It seems like we hear about polls every day. The television networks broadcast results from the latest poll taken. As we get closer to November 6 and the presidential race appears to be getting tighter, the latest poll is reported with great seriousness and importance. But probably the most significant poll that deals with the future of this country was published this week. And it had nothing to do with politics.
A Pew Research Center study released this past Tuesday stated that Americans are becoming less and less religious. Their polling found that one in five Americans are now, in what they categorized as, “religiously unaffiliated.” This figure translates to around 33 million American adults. This is a five percent increase in just the past five years, from just over 15 percent in 2007 to slightly under 20 percent this year. The main cause in this shift, according to Pew, is generational, with now 32 percent of adults under 30 saying they are religiously unaffiliated. This compared to 9 percent for adults 65 and older.

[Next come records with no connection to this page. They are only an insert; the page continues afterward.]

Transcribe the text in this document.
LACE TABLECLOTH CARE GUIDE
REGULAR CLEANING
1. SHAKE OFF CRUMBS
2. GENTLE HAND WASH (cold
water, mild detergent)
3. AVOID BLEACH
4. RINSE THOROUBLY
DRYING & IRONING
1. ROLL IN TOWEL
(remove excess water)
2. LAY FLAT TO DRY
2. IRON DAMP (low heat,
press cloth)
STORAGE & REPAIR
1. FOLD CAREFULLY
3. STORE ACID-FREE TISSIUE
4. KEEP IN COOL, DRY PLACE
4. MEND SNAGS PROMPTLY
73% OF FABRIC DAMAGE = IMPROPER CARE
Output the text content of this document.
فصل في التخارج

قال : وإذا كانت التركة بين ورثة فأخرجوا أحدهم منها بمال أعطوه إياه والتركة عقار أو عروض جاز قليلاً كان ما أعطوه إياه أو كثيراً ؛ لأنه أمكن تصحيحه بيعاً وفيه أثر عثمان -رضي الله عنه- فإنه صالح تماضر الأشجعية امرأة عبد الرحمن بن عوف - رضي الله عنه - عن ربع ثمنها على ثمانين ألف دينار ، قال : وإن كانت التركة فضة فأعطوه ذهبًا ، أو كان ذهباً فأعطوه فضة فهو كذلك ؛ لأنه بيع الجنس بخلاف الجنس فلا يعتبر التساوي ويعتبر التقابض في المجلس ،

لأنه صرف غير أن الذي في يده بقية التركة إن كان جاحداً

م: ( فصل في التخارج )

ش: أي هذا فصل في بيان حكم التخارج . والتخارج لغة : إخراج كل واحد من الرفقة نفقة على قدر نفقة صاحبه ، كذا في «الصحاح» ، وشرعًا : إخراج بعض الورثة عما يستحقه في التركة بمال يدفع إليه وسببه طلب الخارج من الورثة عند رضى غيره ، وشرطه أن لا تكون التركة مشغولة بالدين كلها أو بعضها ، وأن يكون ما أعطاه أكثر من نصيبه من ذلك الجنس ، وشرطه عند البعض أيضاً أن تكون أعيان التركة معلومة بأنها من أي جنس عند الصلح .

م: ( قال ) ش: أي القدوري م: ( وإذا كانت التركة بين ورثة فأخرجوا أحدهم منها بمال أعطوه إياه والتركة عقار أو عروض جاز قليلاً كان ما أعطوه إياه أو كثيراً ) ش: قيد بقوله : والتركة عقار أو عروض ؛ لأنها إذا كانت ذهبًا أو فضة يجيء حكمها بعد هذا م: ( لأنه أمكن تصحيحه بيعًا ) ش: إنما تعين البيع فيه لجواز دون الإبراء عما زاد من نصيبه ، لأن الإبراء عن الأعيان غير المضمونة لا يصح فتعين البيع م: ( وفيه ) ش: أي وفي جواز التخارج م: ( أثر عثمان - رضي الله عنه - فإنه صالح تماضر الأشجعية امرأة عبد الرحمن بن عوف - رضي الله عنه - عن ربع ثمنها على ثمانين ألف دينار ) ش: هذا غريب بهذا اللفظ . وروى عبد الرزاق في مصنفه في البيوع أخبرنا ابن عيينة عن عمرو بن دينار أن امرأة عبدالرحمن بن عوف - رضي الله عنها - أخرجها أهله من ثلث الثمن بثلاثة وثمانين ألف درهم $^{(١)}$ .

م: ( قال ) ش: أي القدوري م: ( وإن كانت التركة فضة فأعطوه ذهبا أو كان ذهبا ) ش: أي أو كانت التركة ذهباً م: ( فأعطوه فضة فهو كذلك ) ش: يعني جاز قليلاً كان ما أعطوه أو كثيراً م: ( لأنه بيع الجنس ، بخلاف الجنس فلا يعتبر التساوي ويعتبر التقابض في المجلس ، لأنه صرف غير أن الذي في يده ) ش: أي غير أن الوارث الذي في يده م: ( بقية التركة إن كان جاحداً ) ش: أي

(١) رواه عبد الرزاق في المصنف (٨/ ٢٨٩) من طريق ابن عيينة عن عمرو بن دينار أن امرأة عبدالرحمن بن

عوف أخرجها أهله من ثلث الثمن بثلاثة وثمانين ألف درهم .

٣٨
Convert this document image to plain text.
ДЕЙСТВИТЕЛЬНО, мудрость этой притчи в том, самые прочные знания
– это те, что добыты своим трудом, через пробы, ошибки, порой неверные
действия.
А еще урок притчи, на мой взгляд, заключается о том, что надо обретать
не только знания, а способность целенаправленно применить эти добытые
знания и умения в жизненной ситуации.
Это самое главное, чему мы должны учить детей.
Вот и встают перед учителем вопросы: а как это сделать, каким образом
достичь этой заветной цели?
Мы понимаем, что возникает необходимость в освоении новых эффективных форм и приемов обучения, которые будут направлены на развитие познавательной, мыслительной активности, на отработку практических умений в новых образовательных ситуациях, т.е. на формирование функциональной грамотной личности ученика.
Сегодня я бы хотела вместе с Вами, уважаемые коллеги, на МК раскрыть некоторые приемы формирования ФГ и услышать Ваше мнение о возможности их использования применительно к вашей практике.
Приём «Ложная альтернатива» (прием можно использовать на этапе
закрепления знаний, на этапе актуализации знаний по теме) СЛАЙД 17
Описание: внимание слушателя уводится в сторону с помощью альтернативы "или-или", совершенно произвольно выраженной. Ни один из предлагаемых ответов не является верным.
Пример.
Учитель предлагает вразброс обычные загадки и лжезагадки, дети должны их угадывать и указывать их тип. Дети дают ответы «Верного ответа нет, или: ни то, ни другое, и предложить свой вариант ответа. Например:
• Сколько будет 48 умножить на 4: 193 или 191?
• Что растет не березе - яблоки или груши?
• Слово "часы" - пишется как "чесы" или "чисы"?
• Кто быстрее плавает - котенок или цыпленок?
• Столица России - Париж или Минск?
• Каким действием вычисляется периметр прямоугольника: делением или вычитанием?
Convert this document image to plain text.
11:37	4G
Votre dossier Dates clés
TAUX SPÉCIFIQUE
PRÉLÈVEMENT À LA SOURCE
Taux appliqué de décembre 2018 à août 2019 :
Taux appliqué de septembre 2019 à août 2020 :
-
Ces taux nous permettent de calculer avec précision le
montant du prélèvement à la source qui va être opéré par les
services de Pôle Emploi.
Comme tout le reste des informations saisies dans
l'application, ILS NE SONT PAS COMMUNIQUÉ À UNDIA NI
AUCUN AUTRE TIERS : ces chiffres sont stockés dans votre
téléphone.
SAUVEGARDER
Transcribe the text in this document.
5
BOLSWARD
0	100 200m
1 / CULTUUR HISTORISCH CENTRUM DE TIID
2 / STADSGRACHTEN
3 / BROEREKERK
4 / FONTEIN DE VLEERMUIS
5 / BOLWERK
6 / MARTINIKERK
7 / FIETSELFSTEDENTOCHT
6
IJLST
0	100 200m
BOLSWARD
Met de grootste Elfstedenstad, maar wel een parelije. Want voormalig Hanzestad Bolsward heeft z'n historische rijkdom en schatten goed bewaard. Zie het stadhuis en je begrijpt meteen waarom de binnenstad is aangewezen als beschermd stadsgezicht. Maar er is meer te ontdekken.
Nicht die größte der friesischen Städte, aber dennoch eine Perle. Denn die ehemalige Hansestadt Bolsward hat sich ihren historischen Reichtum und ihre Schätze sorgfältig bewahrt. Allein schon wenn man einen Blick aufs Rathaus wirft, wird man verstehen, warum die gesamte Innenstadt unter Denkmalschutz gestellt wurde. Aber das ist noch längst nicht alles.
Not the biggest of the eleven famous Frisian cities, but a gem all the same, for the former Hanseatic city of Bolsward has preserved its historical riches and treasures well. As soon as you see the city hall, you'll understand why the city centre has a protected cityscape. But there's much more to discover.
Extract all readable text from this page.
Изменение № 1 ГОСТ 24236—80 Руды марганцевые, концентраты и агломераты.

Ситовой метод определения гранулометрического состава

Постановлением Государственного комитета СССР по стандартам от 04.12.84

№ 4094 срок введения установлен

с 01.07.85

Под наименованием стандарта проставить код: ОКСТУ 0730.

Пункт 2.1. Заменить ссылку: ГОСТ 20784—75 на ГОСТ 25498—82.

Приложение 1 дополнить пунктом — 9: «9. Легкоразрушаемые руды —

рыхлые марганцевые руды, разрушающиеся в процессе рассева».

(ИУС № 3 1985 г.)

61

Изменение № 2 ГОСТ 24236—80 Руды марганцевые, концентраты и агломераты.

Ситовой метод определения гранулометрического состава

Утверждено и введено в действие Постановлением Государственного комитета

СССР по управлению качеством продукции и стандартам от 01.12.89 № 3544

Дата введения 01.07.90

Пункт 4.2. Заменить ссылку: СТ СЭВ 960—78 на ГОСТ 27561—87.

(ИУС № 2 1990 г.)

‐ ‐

Most of us here in the Bible Belt think that being “religiously unaffiliated” means not going to church. Pew Research defines it much more broadly. They define it as not being affiliated with any organized religion, Protestant, Catholic, Jewish, Mormon, etc. As a matter of fact, the decline in those identifying themselves as Protestants has been most dramatic. The figure has dropped from 53 percent in 2007 to 48 percent today. This is the first time, according to Pew, that the number of Protestants has fallen significantly under 50 percent.
There were a couple of interesting other facts from the poll. According to the poll, 88 percent of religiously unaffiliated people are not looking for religion. Also, more people are now willing to say they are not religious, where as in the past they would say, “I’m a Baptist, I’m a Catholic,” but they never went to services.
Political junkies are always looking at presidential polls, trying to determine trends, and what it could possibly mean for their candidate. Well, what can be determined from Pew Research Center poll on religion in America? I suppose, just like political polls, it is open to personal interpretation. So here’s mine.
The long held idea that the United States is a “Christian nation” is now pretty much history. Christian writer and theologian, Charles Colson, stated back in the 1990’s that the U.S. is now a “post-Christian society.” With less than 50 percent of Americans claiming to be Protestants, much less living it, he has been proven correct. If the trends continue, what will a post-Christian America look like? Religion, Christianity in particular, has been a guiding and controlling standard for good in the development and growth of this country. While not always following those ideals, the United States has strived to attain them, and has benefited from doing so. What will be the standards, the ideals, of this country in the future?
I heard preachers say that it only takes one generation not passing along the faith for the faith to be lost forever. Could this be the generation inwhich America ends up like most of Europe, with empty churches and cathedrals and less than 20 percent of the population claiming any religious affiliation? But maybe as the younger generation gets older, they will “come back to church.” But remember, according to the poll, 88 percent of the religiously unaffiliated are not looking for religion. So can you count on them coming back?
But, as the poll stated, at least they are being more honest about their faith, or their lack of it. So maybe, they will be more honest about the rest of their lives. This is the opportunity for the church, to reach out and be there with the message of hope. And hope for the future is what they need, what we all need. You don’t need to take a poll to realize that.